I will not propose a mechanism for this, as no living animal has yet worked out a way to pull it off at bio-compatible temperatures. Clearly, though, this out to be a matter of great interest to the cold-fusion crowd.

Summary

  • A human-size organism functioning like a mammal needs to feed heavily and frequently for even minimal survival on blood.
  • A human-sized organism functioning like a reptile would get by energetically, at the cost of putting up with typical reptilian shortcomings.
  • Direct conversion of matter to energy (E=mc2) would resolve these problems handily.

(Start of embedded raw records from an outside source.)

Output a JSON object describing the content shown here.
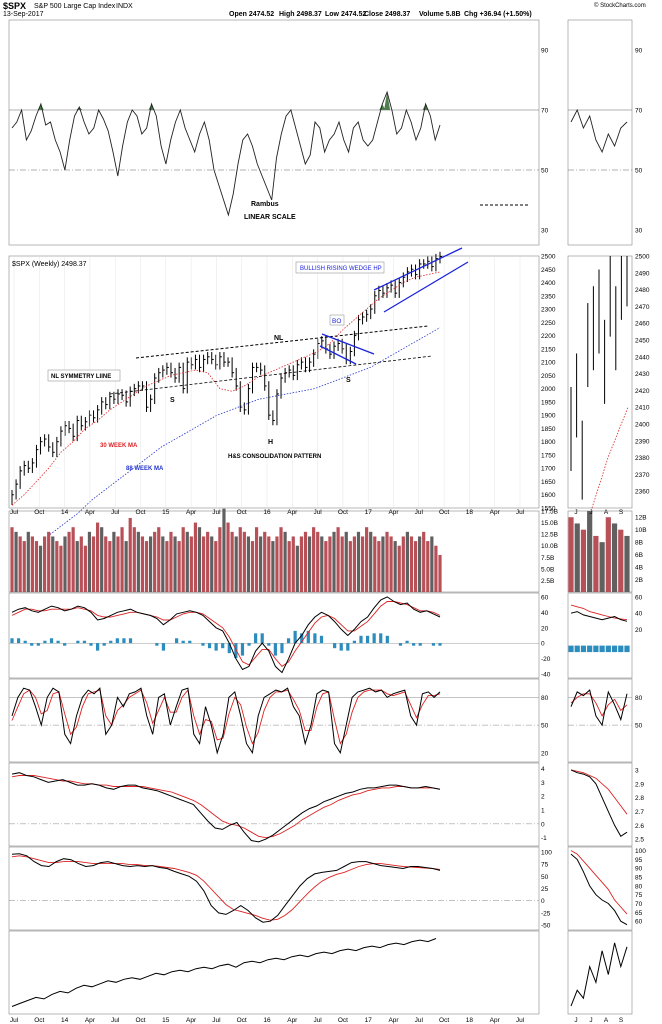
{
  "header": {
    "symbol": "$SPX",
    "name": "S&P 500 Large Cap Index",
    "exchange": "INDX",
    "date": "13-Sep-2017",
    "open_label": "Open",
    "open": "2474.52",
    "high_label": "High",
    "high": "2498.37",
    "low_label": "Low",
    "low": "2474.52",
    "close_label": "Close",
    "close": "2498.37",
    "volume_label": "Volume",
    "volume": "5.8B",
    "chg_label": "Chg",
    "chg": "+36.94 (+1.50%)",
    "brand": "© StockCharts.com"
  },
  "annotations": {
    "rambus": "Rambus",
    "linear": "LINEAR SCALE",
    "price_legend": "$SPX (Weekly) 2498.37",
    "wedge": "BULLISH RISING WEDGE HP",
    "nl": "NL",
    "bo": "BO",
    "symmetry": "NL SYMMETRY LIINE",
    "ma30": "30 WEEK MA",
    "ma88": "88 WEEK MA",
    "hs": "H&S CONSOLIDATION PATTERN",
    "s_left": "S",
    "s_right": "S",
    "head": "H"
  },
  "colors": {
    "price_bar": "#000000",
    "ma30": "#dd2222",
    "ma88": "#2233cc",
    "trend_blue": "#1a22dd",
    "rsi_fill": "#4e7d4e",
    "hist": "#2b8cbe",
    "vol_up": "#b85058",
    "vol_down": "#606060"
  },
  "chart_data": [
    {
      "type": "line",
      "panel": "rsi",
      "title": "",
      "ylim": [
        20,
        100
      ],
      "yticks": [
        30,
        50,
        70,
        90
      ],
      "weekly_values": [
        64,
        66,
        70,
        60,
        63,
        68,
        72,
        65,
        66,
        60,
        56,
        50,
        60,
        68,
        71,
        66,
        62,
        64,
        70,
        67,
        63,
        56,
        48,
        58,
        66,
        70,
        68,
        62,
        64,
        72,
        68,
        58,
        52,
        60,
        66,
        70,
        64,
        60,
        56,
        62,
        66,
        60,
        50,
        45,
        40,
        35,
        42,
        52,
        60,
        62,
        58,
        52,
        48,
        44,
        40,
        54,
        62,
        68,
        70,
        64,
        58,
        52,
        55,
        66,
        64,
        56,
        60,
        62,
        66,
        60,
        56,
        64,
        66,
        60,
        58,
        60,
        66,
        72,
        76,
        70,
        62,
        64,
        70,
        66,
        60,
        64,
        72,
        68,
        60,
        65
      ],
      "daily_values": [
        66,
        70,
        64,
        68,
        60,
        56,
        62,
        58,
        64,
        66
      ]
    },
    {
      "type": "bar",
      "panel": "price",
      "title": "$SPX (Weekly) 2498.37",
      "ylim": [
        1550,
        2500
      ],
      "yticks": [
        1550,
        1600,
        1650,
        1700,
        1750,
        1800,
        1850,
        1900,
        1950,
        2000,
        2050,
        2100,
        2150,
        2200,
        2250,
        2300,
        2350,
        2400,
        2450,
        2500
      ],
      "x_ticks": [
        "Jul",
        "Oct",
        "14",
        "Apr",
        "Jul",
        "Oct",
        "15",
        "Apr",
        "Jul",
        "Oct",
        "16",
        "Apr",
        "Jul",
        "Oct",
        "17",
        "Apr",
        "Jul",
        "Oct",
        "18",
        "Apr",
        "Jul"
      ],
      "weekly_close": [
        1600,
        1640,
        1690,
        1710,
        1700,
        1720,
        1770,
        1800,
        1810,
        1780,
        1760,
        1800,
        1840,
        1860,
        1850,
        1820,
        1880,
        1860,
        1875,
        1900,
        1890,
        1920,
        1950,
        1940,
        1970,
        1960,
        1980,
        1975,
        1950,
        1990,
        2000,
        2010,
        2010,
        1930,
        1960,
        2040,
        2060,
        2070,
        2080,
        2060,
        2040,
        2080,
        2000,
        2100,
        2090,
        2110,
        2080,
        2110,
        2120,
        2110,
        2090,
        2120,
        2100,
        2100,
        2060,
        2010,
        1930,
        1920,
        2000,
        2080,
        2080,
        2070,
        2010,
        1900,
        1880,
        1980,
        2040,
        2060,
        2070,
        2050,
        2090,
        2100,
        2080,
        2100,
        2130,
        2170,
        2180,
        2150,
        2130,
        2160,
        2170,
        2150,
        2110,
        2140,
        2200,
        2260,
        2270,
        2280,
        2300,
        2350,
        2370,
        2360,
        2380,
        2390,
        2360,
        2400,
        2420,
        2440,
        2450,
        2430,
        2470,
        2470,
        2480,
        2460,
        2490,
        2498
      ],
      "ma30": [
        1560,
        1600,
        1650,
        1700,
        1760,
        1800,
        1850,
        1880,
        1920,
        1950,
        1980,
        2010,
        2030,
        2050,
        2060,
        2070,
        2060,
        2000,
        1990,
        2010,
        2040,
        2060,
        2080,
        2100,
        2120,
        2140,
        2170,
        2220,
        2260,
        2300,
        2340,
        2370,
        2400,
        2420,
        2430,
        2440
      ],
      "ma88": [
        1450,
        1490,
        1530,
        1580,
        1620,
        1660,
        1700,
        1740,
        1780,
        1810,
        1840,
        1870,
        1900,
        1920,
        1940,
        1960,
        1970,
        1980,
        1990,
        2000,
        2020,
        2040,
        2060,
        2080,
        2110,
        2140,
        2170,
        2200,
        2230
      ],
      "daily_close": [
        2400,
        2420,
        2380,
        2450,
        2460,
        2470,
        2440,
        2480,
        2460,
        2490,
        2498
      ],
      "daily_ylim": [
        2350,
        2500
      ],
      "daily_yticks": [
        2360,
        2370,
        2380,
        2390,
        2400,
        2410,
        2420,
        2430,
        2440,
        2450,
        2460,
        2470,
        2480,
        2490,
        2500
      ]
    },
    {
      "type": "bar",
      "panel": "volume",
      "ylim": [
        0,
        17.5
      ],
      "yticks": [
        "2.5B",
        "5.0B",
        "7.5B",
        "10.0B",
        "12.5B",
        "15.0B",
        "17.5B"
      ],
      "daily_yticks": [
        "2B",
        "4B",
        "6B",
        "8B",
        "10B",
        "12B"
      ],
      "daily_ylim": [
        0,
        13
      ],
      "weekly_values": [
        14,
        13,
        12,
        11,
        13,
        12,
        11,
        10,
        12,
        13,
        12,
        11,
        10,
        12,
        13,
        14,
        11,
        12,
        10,
        13,
        12,
        15,
        14,
        12,
        11,
        13,
        12,
        14,
        11,
        16,
        14,
        13,
        12,
        11,
        12,
        13,
        14,
        12,
        11,
        13,
        12,
        11,
        14,
        13,
        12,
        15,
        14,
        12,
        13,
        12,
        11,
        14,
        18,
        15,
        13,
        12,
        14,
        13,
        12,
        11,
        14,
        12,
        13,
        12,
        11,
        12,
        14,
        13,
        11,
        12,
        10,
        12,
        13,
        12,
        14,
        13,
        12,
        11,
        12,
        13,
        14,
        12,
        13,
        11,
        12,
        13,
        12,
        14,
        13,
        12,
        11,
        12,
        13,
        12,
        11,
        10,
        12,
        13,
        12,
        11,
        12,
        13,
        11,
        12,
        10,
        8
      ],
      "daily_values": [
        12,
        11,
        10,
        13,
        9,
        8,
        12,
        11,
        10,
        9
      ]
    },
    {
      "type": "line",
      "panel": "macd",
      "ylim": [
        -45,
        65
      ],
      "yticks": [
        -40,
        -20,
        0,
        20,
        40,
        60
      ],
      "macd": [
        40,
        44,
        46,
        42,
        40,
        44,
        48,
        46,
        42,
        44,
        48,
        46,
        40,
        30,
        32,
        36,
        40,
        42,
        44,
        40,
        38,
        36,
        32,
        24,
        30,
        38,
        40,
        42,
        40,
        36,
        28,
        20,
        16,
        0,
        -20,
        -34,
        -30,
        -10,
        0,
        -10,
        -30,
        -38,
        -20,
        0,
        10,
        24,
        34,
        40,
        36,
        28,
        18,
        10,
        18,
        28,
        34,
        46,
        56,
        60,
        54,
        50,
        52,
        44,
        40,
        42,
        38,
        34
      ],
      "signal": [
        36,
        40,
        44,
        44,
        42,
        42,
        44,
        44,
        44,
        44,
        46,
        44,
        42,
        36,
        34,
        34,
        36,
        38,
        40,
        40,
        38,
        36,
        34,
        30,
        30,
        34,
        38,
        40,
        40,
        38,
        32,
        26,
        20,
        8,
        -8,
        -24,
        -28,
        -18,
        -8,
        -8,
        -20,
        -30,
        -24,
        -10,
        2,
        14,
        26,
        34,
        36,
        32,
        24,
        16,
        16,
        22,
        28,
        38,
        48,
        54,
        54,
        52,
        50,
        46,
        42,
        42,
        40,
        36
      ],
      "daily_macd": [
        40,
        42,
        38,
        36,
        34,
        32,
        34,
        36,
        32,
        30
      ],
      "daily_signal": [
        50,
        48,
        46,
        42,
        40,
        38,
        36,
        34,
        33,
        32
      ],
      "daily_yticks": [
        20,
        40,
        60
      ],
      "daily_ylim": [
        0,
        65
      ]
    },
    {
      "type": "line",
      "panel": "stochastic",
      "ylim": [
        10,
        100
      ],
      "yticks": [
        20,
        50,
        80
      ],
      "fast": [
        60,
        80,
        90,
        88,
        70,
        50,
        80,
        90,
        86,
        40,
        30,
        60,
        80,
        88,
        84,
        90,
        40,
        50,
        80,
        70,
        84,
        86,
        90,
        60,
        40,
        80,
        84,
        50,
        70,
        88,
        90,
        40,
        30,
        70,
        50,
        20,
        40,
        80,
        86,
        60,
        30,
        20,
        60,
        80,
        84,
        88,
        86,
        90,
        70,
        60,
        30,
        50,
        84,
        88,
        86,
        30,
        20,
        50,
        80,
        86,
        88,
        90,
        86,
        88,
        80,
        84,
        86,
        88,
        60,
        50,
        84,
        86,
        80,
        86
      ],
      "slow": [
        55,
        70,
        84,
        88,
        80,
        62,
        66,
        84,
        86,
        62,
        40,
        48,
        70,
        84,
        86,
        88,
        60,
        50,
        66,
        72,
        80,
        84,
        88,
        74,
        52,
        66,
        80,
        64,
        64,
        80,
        88,
        60,
        40,
        56,
        54,
        34,
        36,
        62,
        80,
        72,
        48,
        30,
        42,
        66,
        80,
        86,
        86,
        88,
        78,
        66,
        44,
        44,
        70,
        84,
        86,
        56,
        30,
        40,
        64,
        80,
        86,
        88,
        88,
        88,
        84,
        82,
        84,
        86,
        72,
        58,
        72,
        82,
        82,
        84
      ],
      "daily_fast": [
        70,
        86,
        82,
        88,
        60,
        50,
        86,
        72,
        56,
        84
      ],
      "daily_slow": [
        74,
        80,
        84,
        84,
        74,
        60,
        72,
        78,
        66,
        72
      ],
      "daily_yticks": [
        50,
        80
      ]
    },
    {
      "type": "line",
      "panel": "roc",
      "ylim": [
        -1.6,
        4.4
      ],
      "yticks": [
        -1,
        0,
        1,
        2,
        3,
        4
      ],
      "roc": [
        3.6,
        3.7,
        3.5,
        3.4,
        3.2,
        3.0,
        3.1,
        3.2,
        3.0,
        2.8,
        2.8,
        2.9,
        2.8,
        2.6,
        2.5,
        2.7,
        2.8,
        2.8,
        2.6,
        2.5,
        2.4,
        2.2,
        2.0,
        1.8,
        1.6,
        1.4,
        0.8,
        0.2,
        -0.3,
        -0.4,
        -0.1,
        0.1,
        -0.6,
        -1.2,
        -1.3,
        -1.1,
        -0.8,
        -0.4,
        0.0,
        0.4,
        0.8,
        1.1,
        1.3,
        1.6,
        1.8,
        2.0,
        2.2,
        2.3,
        2.5,
        2.6,
        2.6,
        2.7,
        2.8,
        2.8,
        2.7,
        2.6,
        2.6,
        2.7,
        2.6,
        2.5
      ],
      "ma": [
        3.4,
        3.5,
        3.5,
        3.5,
        3.4,
        3.3,
        3.2,
        3.1,
        3.1,
        3.0,
        2.9,
        2.9,
        2.8,
        2.8,
        2.7,
        2.7,
        2.7,
        2.7,
        2.7,
        2.6,
        2.5,
        2.4,
        2.3,
        2.1,
        1.9,
        1.7,
        1.4,
        1.0,
        0.6,
        0.2,
        0.0,
        -0.1,
        -0.3,
        -0.6,
        -0.9,
        -1.0,
        -0.9,
        -0.7,
        -0.4,
        -0.1,
        0.3,
        0.6,
        0.9,
        1.2,
        1.4,
        1.7,
        1.9,
        2.1,
        2.2,
        2.4,
        2.5,
        2.6,
        2.6,
        2.7,
        2.7,
        2.6,
        2.6,
        2.6,
        2.6,
        2.5
      ],
      "daily_roc": [
        3.0,
        2.98,
        2.97,
        2.95,
        2.9,
        2.8,
        2.7,
        2.6,
        2.52,
        2.55
      ],
      "daily_ma": [
        3.0,
        2.99,
        2.98,
        2.96,
        2.94,
        2.9,
        2.86,
        2.8,
        2.74,
        2.68
      ],
      "daily_yticks": [
        2.5,
        2.6,
        2.7,
        2.8,
        2.9,
        3.0
      ],
      "daily_ylim": [
        2.45,
        3.05
      ]
    },
    {
      "type": "line",
      "panel": "momentum",
      "ylim": [
        -60,
        110
      ],
      "yticks": [
        -50,
        -25,
        0,
        25,
        50,
        75,
        100
      ],
      "mom": [
        95,
        96,
        92,
        80,
        72,
        70,
        80,
        86,
        84,
        76,
        70,
        72,
        78,
        80,
        76,
        72,
        70,
        72,
        70,
        72,
        68,
        66,
        60,
        55,
        50,
        40,
        20,
        -10,
        -25,
        -28,
        -20,
        -10,
        -20,
        -35,
        -44,
        -42,
        -30,
        -10,
        10,
        30,
        45,
        55,
        58,
        60,
        62,
        70,
        78,
        80,
        80,
        76,
        72,
        70,
        68,
        66,
        70,
        70,
        68,
        66,
        62
      ],
      "ma": [
        90,
        92,
        90,
        86,
        82,
        78,
        78,
        80,
        80,
        80,
        78,
        76,
        76,
        76,
        76,
        76,
        74,
        74,
        72,
        72,
        70,
        68,
        66,
        62,
        58,
        52,
        40,
        24,
        8,
        -8,
        -18,
        -22,
        -26,
        -30,
        -36,
        -40,
        -38,
        -30,
        -18,
        -2,
        14,
        28,
        40,
        48,
        54,
        58,
        64,
        70,
        74,
        76,
        76,
        74,
        72,
        70,
        69,
        68,
        67,
        66,
        64
      ],
      "daily_mom": [
        98,
        95,
        88,
        80,
        75,
        72,
        70,
        66,
        60,
        58
      ],
      "daily_ma": [
        100,
        98,
        94,
        90,
        86,
        82,
        78,
        72,
        68,
        64
      ],
      "daily_yticks": [
        60,
        65,
        70,
        75,
        80,
        85,
        90,
        95,
        100
      ],
      "daily_ylim": [
        55,
        102
      ]
    },
    {
      "type": "line",
      "panel": "ratio",
      "weekly_values": [
        10,
        14,
        18,
        22,
        20,
        26,
        30,
        28,
        34,
        38,
        36,
        40,
        44,
        42,
        46,
        48,
        46,
        50,
        54,
        52,
        56,
        58,
        56,
        60,
        62,
        60,
        64,
        66,
        62,
        68,
        70,
        68,
        72,
        74,
        72,
        76,
        78,
        76,
        80,
        82,
        80,
        84,
        86,
        84,
        88,
        90,
        88,
        92,
        94,
        92,
        96,
        98,
        96,
        100
      ],
      "daily_values": [
        10,
        30,
        20,
        60,
        40,
        80,
        50,
        90,
        60,
        85
      ]
    }
  ]
}
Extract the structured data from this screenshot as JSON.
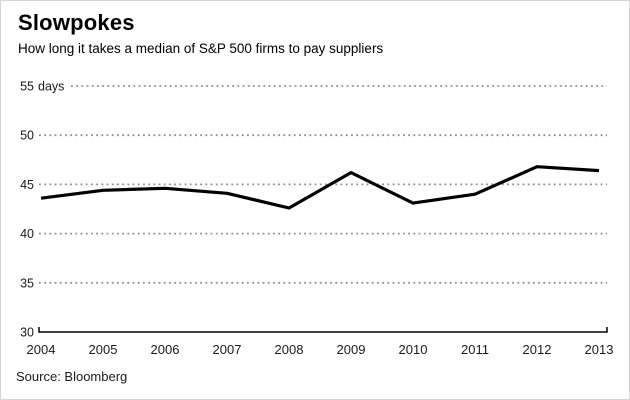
{
  "header": {
    "title": "Slowpokes",
    "subtitle": "How long it takes a median of S&P 500 firms to pay suppliers"
  },
  "footer": {
    "source": "Source: Bloomberg"
  },
  "chart_data": {
    "type": "line",
    "title": "Slowpokes",
    "subtitle": "How long it takes a median of S&P 500 firms to pay suppliers",
    "x": [
      2004,
      2005,
      2006,
      2007,
      2008,
      2009,
      2010,
      2011,
      2012,
      2013
    ],
    "values": [
      43.6,
      44.4,
      44.6,
      44.1,
      42.6,
      46.2,
      43.1,
      44.0,
      46.8,
      46.4
    ],
    "ylim": [
      30,
      55
    ],
    "yticks": [
      55,
      50,
      45,
      40,
      35,
      30
    ],
    "y_unit": "days",
    "y_unit_on_first_tick_only": true,
    "grid": "horizontal dotted, no line at bottom axis level",
    "legend": "none",
    "line_color": "#000000",
    "grid_color": "#8f8f8f",
    "axis_color": "#000000",
    "tick_label_color": "#1a1a1a",
    "source": "Source: Bloomberg"
  }
}
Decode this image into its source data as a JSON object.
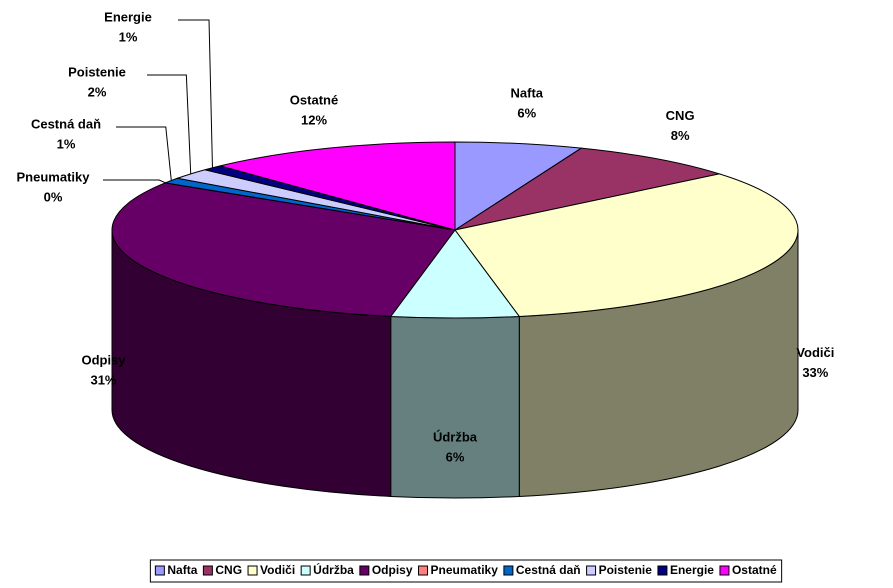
{
  "chart_data": {
    "type": "pie3d",
    "categories": [
      "Nafta",
      "CNG",
      "Vodiči",
      "Údržba",
      "Odpisy",
      "Pneumatiky",
      "Cestná daň",
      "Poistenie",
      "Energie",
      "Ostatné"
    ],
    "values": [
      6,
      8,
      33,
      6,
      31,
      0,
      1,
      2,
      1,
      12
    ],
    "value_labels": [
      "6%",
      "8%",
      "33%",
      "6%",
      "31%",
      "0%",
      "1%",
      "2%",
      "1%",
      "12%"
    ],
    "colors": [
      "#9999FF",
      "#993366",
      "#FFFFCC",
      "#CCFFFF",
      "#660066",
      "#FF8080",
      "#0066CC",
      "#CCCCFF",
      "#000080",
      "#FF00FF"
    ],
    "legend": "bottom"
  }
}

The point of all this is not to pretend that the hunters of the night cannot exist - blatant folly in view of the number of them reading this - but to suggest that the biology of magic is a largely unexplored field.

As with more mundane human pathogens, the first major issue in addressing this problem is the establishment of a model system suitable for investigation. Thus I have a query for the, shall we say, more senior readers of this list .. Is your condition transmissible to small rodents, and if so, what containment procedures are sufficient to manage them? Vampiric rats might present certain unusual hazards for university animal maintenance personnel.

The overall problem of approaching vampirism biologically, as this possibly-myopic entity perceives it, is that of finding an invader capable of rebuilding its human host to do one of two things. It must either produce more energy from limited materials than living organisms can manage by chemical means (the cold fusion suggestion) or it must conserve energy so dramatically -- without compromising the strength and speed associated with the condition -- that the scant energy available from blood will suffice.

These problems invite speculation that something other than a living vampiric disease/parasite is involved. Time permitting, and if the net humors a pedantic peccary's speculations, I'll expound on the possible perter-biological underpinnings of contagious vampirism (referred to in "Night Out" as metabolic aberration) in a later post.